Una battaglia per il crocifisso negli edifici pubblici vinta dal centrodestra a Genova. Per la prima volta il crocifisso entrerà nell’aula del Consiglio comunale della Capitale ligure. Lo ha deciso a Palazzo Tursi l’assemblea approvando una mozione presentata da Lega Nord, prima firmataria, FdI, Vince Genova e Direzione Italia. Sono stati 24 i voti a favore (centrodestra) e 15 i presenti non votanti (Pd, M5S, Lista Crivello e Chiamami Genova, su 39 presenti. Anche gli esponenti dem di area cattolica hanno preferito abbandonare l’aula. Grande soddisfazione tra i consiglieri comunali  che hanno brandito il crocifisso in segno i vittoria. La discontinuità con il passato si fa evidente. La vittoria del centrodsestra si evidenzia sempre più: la battaglia a favore dei simboli cattolici della nostra tradizione sta dando i suoi frutti.
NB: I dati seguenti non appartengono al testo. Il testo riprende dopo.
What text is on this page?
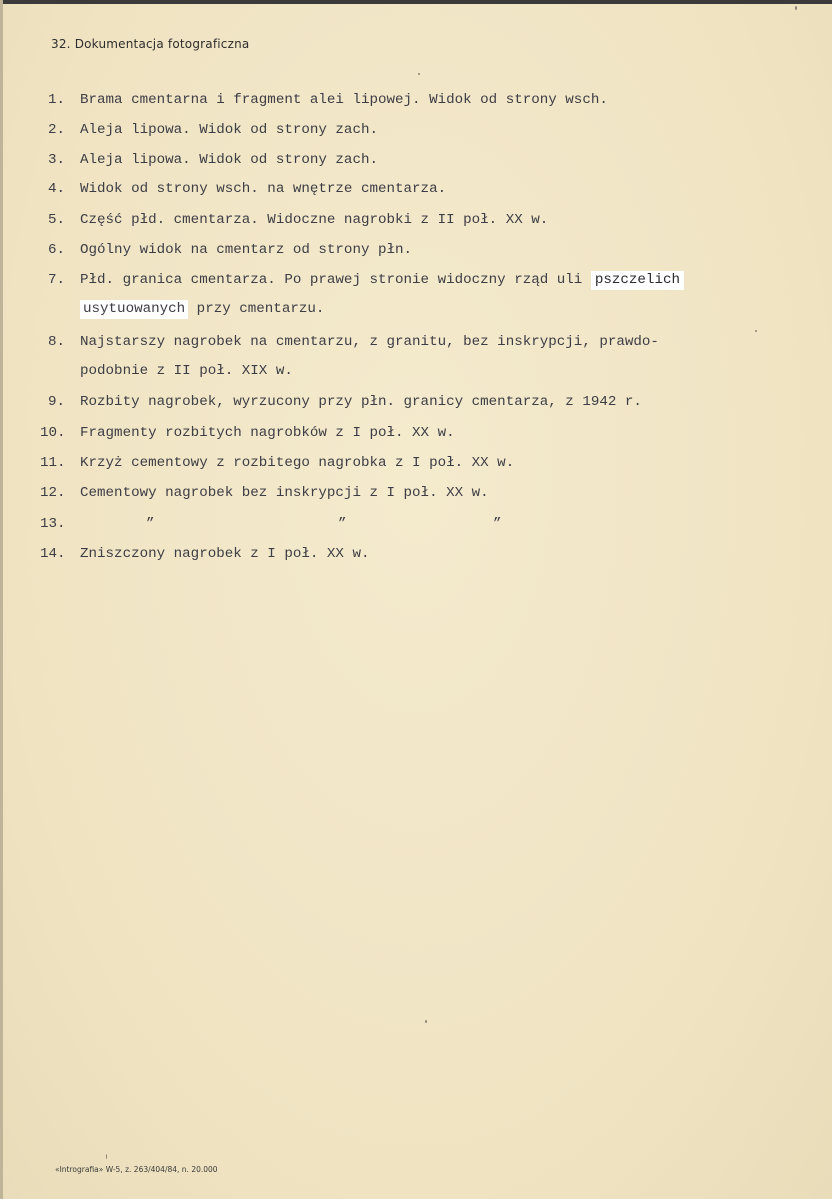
32. Dokumentacja fotograficzna
1. Brama cmentarna i fragment alei lipowej. Widok od strony wsch.
2. Aleja lipowa. Widok od strony zach.
3. Aleja lipowa. Widok od strony zach.
4. Widok od strony wsch. na wnętrze cmentarza.
5. Część płd. cmentarza. Widoczne nagrobki z II poł. XX w.
6. Ogólny widok na cmentarz od strony płn.
7. Płd. granica cmentarza. Po prawej stronie widoczny rząd uli pszczelich
usytuowanych przy cmentarzu.
8. Najstarszy nagrobek na cmentarzu, z granitu, bez inskrypcji, prawdo-
podobnie z II poł. XIX w.
9. Rozbity nagrobek, wyrzucony przy płn. granicy cmentarza, z 1942 r.
10. Fragmenty rozbitych nagrobków z I poł. XX w.
11. Krzyż cementowy z rozbitego nagrobka z I poł. XX w.
12. Cementowy nagrobek bez inskrypcji z I poł. XX w.
13.	”	”	”
14. Zniszczony nagrobek z I poł. XX w.
«Intrografia» W-5, z. 263/404/84, n. 20.000
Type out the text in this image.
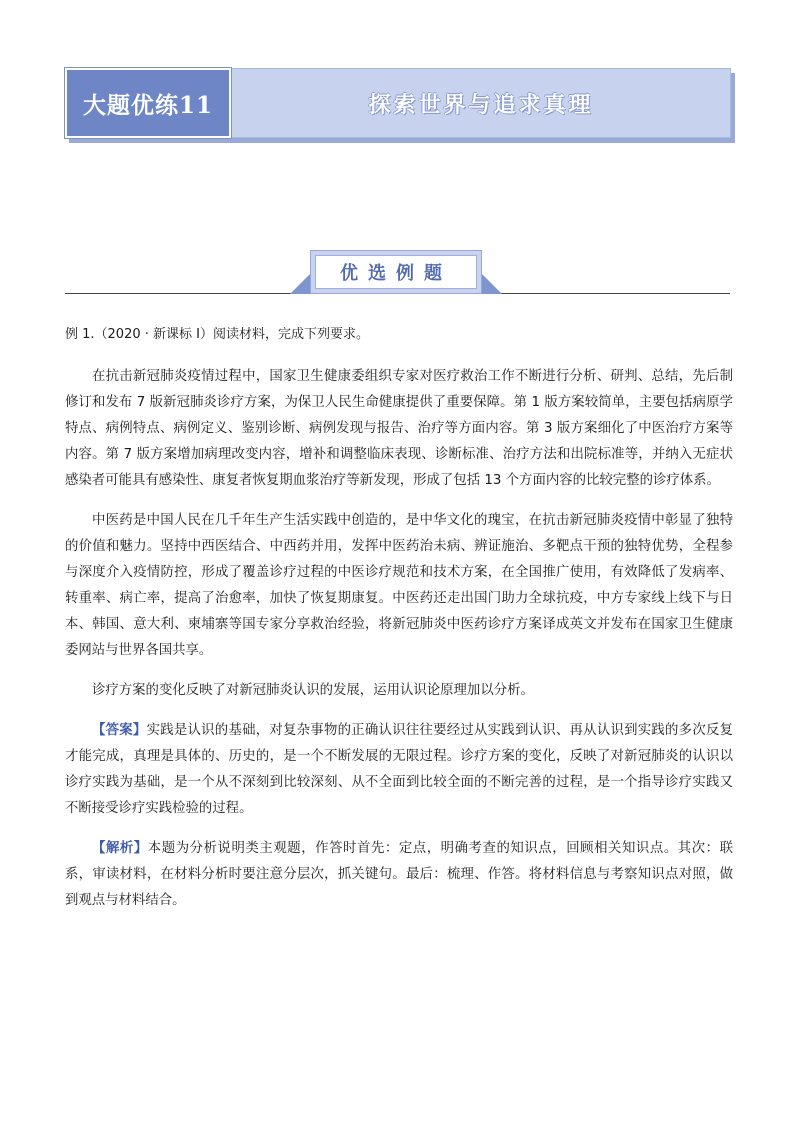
大题优练11	探索世界与追求真理
优选例题

例 1.（2020 · 新课标 I）阅读材料，完成下列要求。

在抗击新冠肺炎疫情过程中，国家卫生健康委组织专家对医疗救治工作不断进行分析、研判、总结，先后制修订和发布 7 版新冠肺炎诊疗方案，为保卫人民生命健康提供了重要保障。第 1 版方案较简单，主要包括病原学特点、病例特点、病例定义、鉴别诊断、病例发现与报告、治疗等方面内容。第 3 版方案细化了中医治疗方案等内容。第 7 版方案增加病理改变内容，增补和调整临床表现、诊断标准、治疗方法和出院标准等，并纳入无症状感染者可能具有感染性、康复者恢复期血浆治疗等新发现，形成了包括 13 个方面内容的比较完整的诊疗体系。

中医药是中国人民在几千年生产生活实践中创造的，是中华文化的瑰宝，在抗击新冠肺炎疫情中彰显了独特的价值和魅力。坚持中西医结合、中西药并用，发挥中医药治未病、辨证施治、多靶点干预的独特优势，全程参与深度介入疫情防控，形成了覆盖诊疗过程的中医诊疗规范和技术方案，在全国推广使用，有效降低了发病率、转重率、病亡率，提高了治愈率，加快了恢复期康复。中医药还走出国门助力全球抗疫，中方专家线上线下与日本、韩国、意大利、柬埔寨等国专家分享救治经验，将新冠肺炎中医药诊疗方案译成英文并发布在国家卫生健康委网站与世界各国共享。

诊疗方案的变化反映了对新冠肺炎认识的发展，运用认识论原理加以分析。

【答案】实践是认识的基础，对复杂事物的正确认识往往要经过从实践到认识、再从认识到实践的多次反复才能完成，真理是具体的、历史的，是一个不断发展的无限过程。诊疗方案的变化，反映了对新冠肺炎的认识以诊疗实践为基础，是一个从不深刻到比较深刻、从不全面到比较全面的不断完善的过程，是一个指导诊疗实践又不断接受诊疗实践检验的过程。

【解析】本题为分析说明类主观题，作答时首先：定点，明确考查的知识点，回顾相关知识点。其次：联系，审读材料，在材料分析时要注意分层次，抓关键句。最后：梳理、作答。将材料信息与考察知识点对照，做到观点与材料结合。
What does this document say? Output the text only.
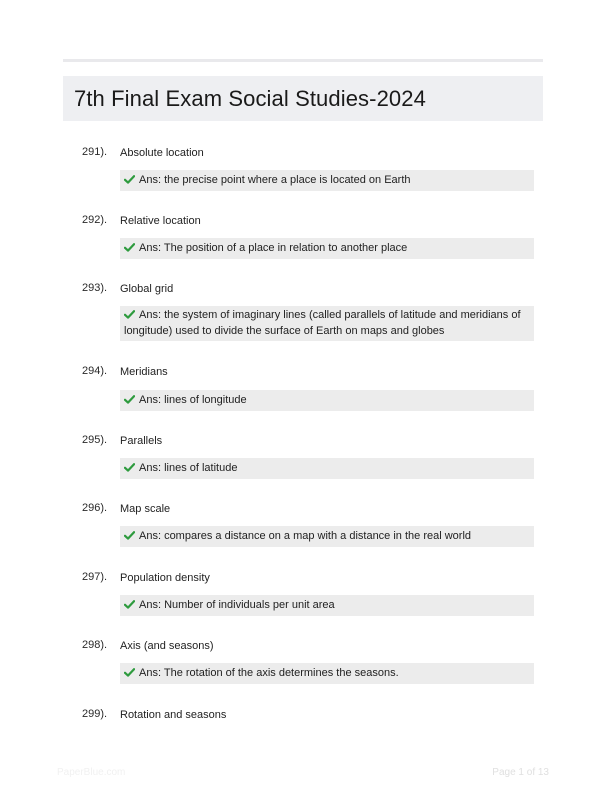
7th Final Exam Social Studies-2024
291). Absolute location
Ans: the precise point where a place is located on Earth
292). Relative location
Ans: The position of a place in relation to another place
293). Global grid
Ans: the system of imaginary lines (called parallels of latitude and meridians of longitude) used to divide the surface of Earth on maps and globes
294). Meridians
Ans: lines of longitude
295). Parallels
Ans: lines of latitude
296). Map scale
Ans: compares a distance on a map with a distance in the real world
297). Population density
Ans: Number of individuals per unit area
298). Axis (and seasons)
Ans: The rotation of the axis determines the seasons.
299). Rotation and seasons
PaperBlue.com	Page 1 of 13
L’iniziativa del Consiglio comunale di Genova fa seguito a quella analoga assunta dal Consiglio regionale della Liguria mesi fa. La mozione impegna il sindaco Marco Bucci e la sua giunta a ”far apporre un crocifisso in aula consiliare così come nei locali comunali a uso pubblico”. Sarà ”inviata a tutti gli istituti scolastici genovesi affinché ne venga data lettura e ciascun istituto possa avviare una riflessione per valutare la possibilità di apporre un esemplare di crocifisso”.

Battaglia sul crocifisso anche in Regione Liguria

Nel 2016 anche Regione Liguria aveva votato per esporre il simbolo sacro in consiglio, mentre appena pochi giorni fa Regione Veneto ha deliberato lo stanziamento di fondi ad hoc per collocare un presepe in ogni scuola. Quella di Genova è stata una vittoria importante: s parte dall’abolizione del crocifisso e si arriva all’abolizione dei festeggiamenti di Natale e Pasqua, fino a vietare il presepe per non turbare i non cristiani, com sta avvenendo.